Rheinische Post Duesseldorf Meerbusch
Silvesterkracher im Livestream
Christian Ehring moderierte eine Kommödchen-Show für 2500 Online-Gäste.
DÜSSELDORF (go) „Sind Sie schon da?“, fragt Martin Maier-Bode mit erwartungsvollem Blick in die Kamera. Antworten kann ihm niemand, denn das Publikum sitzt zu Hause am Bildschirm. In einer derart großen Zahl, dass Kommödchen-Chef Kay Lorentz ganz aus dem Häuschen war. Am Tag vor der live gestreamten Silvestershow aus seinem Theater hatten 2500 Zuschauer einen Online-Zugang gebucht, für den Preis einer üblichen Karte. Sie alle wollten dabei sein, als es hieß: „Das Jahr 2020 festlich abmoderiert vom Kommödchen-Ensemble und Christian Ehring.“Es werden die wenigsten ganz alleine zugeguckt haben, was die Menge des Publikums umso beeindruckender erscheinen lässt. Damit hätte man die 200 Plätze der Kabarettbühne viele Male füllen können. Das Experiment dieser Premiere war also bereits im Vorfeld geglückt.
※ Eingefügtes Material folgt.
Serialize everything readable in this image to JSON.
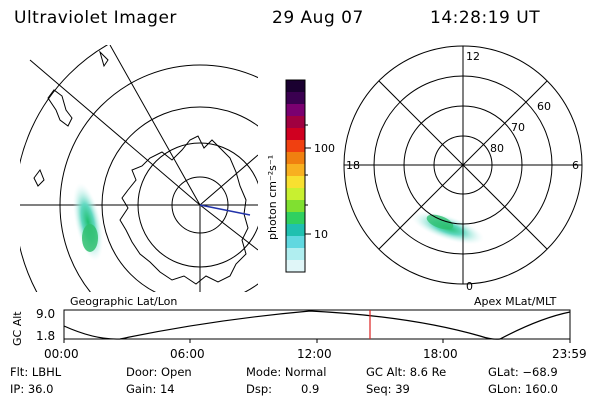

Und die Show an sich? „Außergewöhnliche Zeiten verlangen außergewöhnliche Satireformate“, sagte Maike Kühl zu Beginn. Es sei aufregend, aber sie vermisse das Publikum schon jetzt. Nimmt man die Bilanz vorweg, gilt das auch umgekehrt. Gewiss, die Vorführung ging live über die Bühne, ein seltenes kulturelles Highlight mitten im Lockdown. Und ja, sie machte Spaß. Doch während dieser einen Stunde, über die man sich von Herzen freuen konnte, wuchs auch die Sehnsucht nach einem unmittelbaren Erleben. Trotz aller Spiellust fehlten die prickelnde Atmosphäre im Theater, die Zuschauerreaktion und damit auch das Beflügeln der Akteure. Das müssen sie selber ein wenig gespürt haben. Deshalb klang Ehrings sehnsuchtsvoller Abgesang „Wenn Corona vorbei ist“auch bittersüß.
Mit ihm kehrte „der verlorene Sohn“ans Kommödchen zurück. Keine Sekunde hatte er gezögert, bei dieser besonderen Silvester-Show dabei zu sein. Das Ensemble zeigte zumeist Szenen aus vorherigen Programmen. Ehring übernahm als Moderator den neuen Part und spießte im eleganten Smoking diverse Corona-Befindlichkeiten auf.
Sätze, die man vor zwölf Monaten noch nicht verstanden hätte: „Gehst du zur Bank, nimm deine Maske mit“, oder, ganz abstrus: „Markus Söder, den könnt ich mir als Kanzler vorstellen.“Weihnachten stand eine Entscheidung an: „Feiere ich mit meinen Liebsten, oder kommt die Familie?“
Mit der ihm eigenen Ironie flitzte der Kabarettist durch Themen wie Homeschooling, Krisengewinnler, Gänsehautmomente bei Trumps Abwahl, entlarvte nach Grundrechten schreiende Impfgegner: „Immer weniger Gründe, immer mehr Rechte.“Und wer wird CDU-Chef? Merz, der „Yesterday Man“, Röttgen, der „West Man“oder Laschet, der „King Man“mit Abstammung von Karl dem Großen?
Zwischen Ehrings Häppchen trumpfte das Ensemble mit beliebten Sketchen auf. Maike Kühl mit dem ekstatischen „Harbeckluja“auf ihren grünen Helden Robert, Heiko Seidel mit seinem perfide dressierten Polizeihund Hasso oder als Queen, die ihr Land verlässt und als Schützenkönigin in Neuss eine neue Heimat findet. Entlassen aus der unterhaltsamen Show wurde man mit dem Rat, das Corona-Jahr wie eine Wurzelbehandlung zu betrachten: „Am schönsten ist es, wenn es vorbei ist.“Und wenn das Kommödchen wieder seine Türen öffnen darf.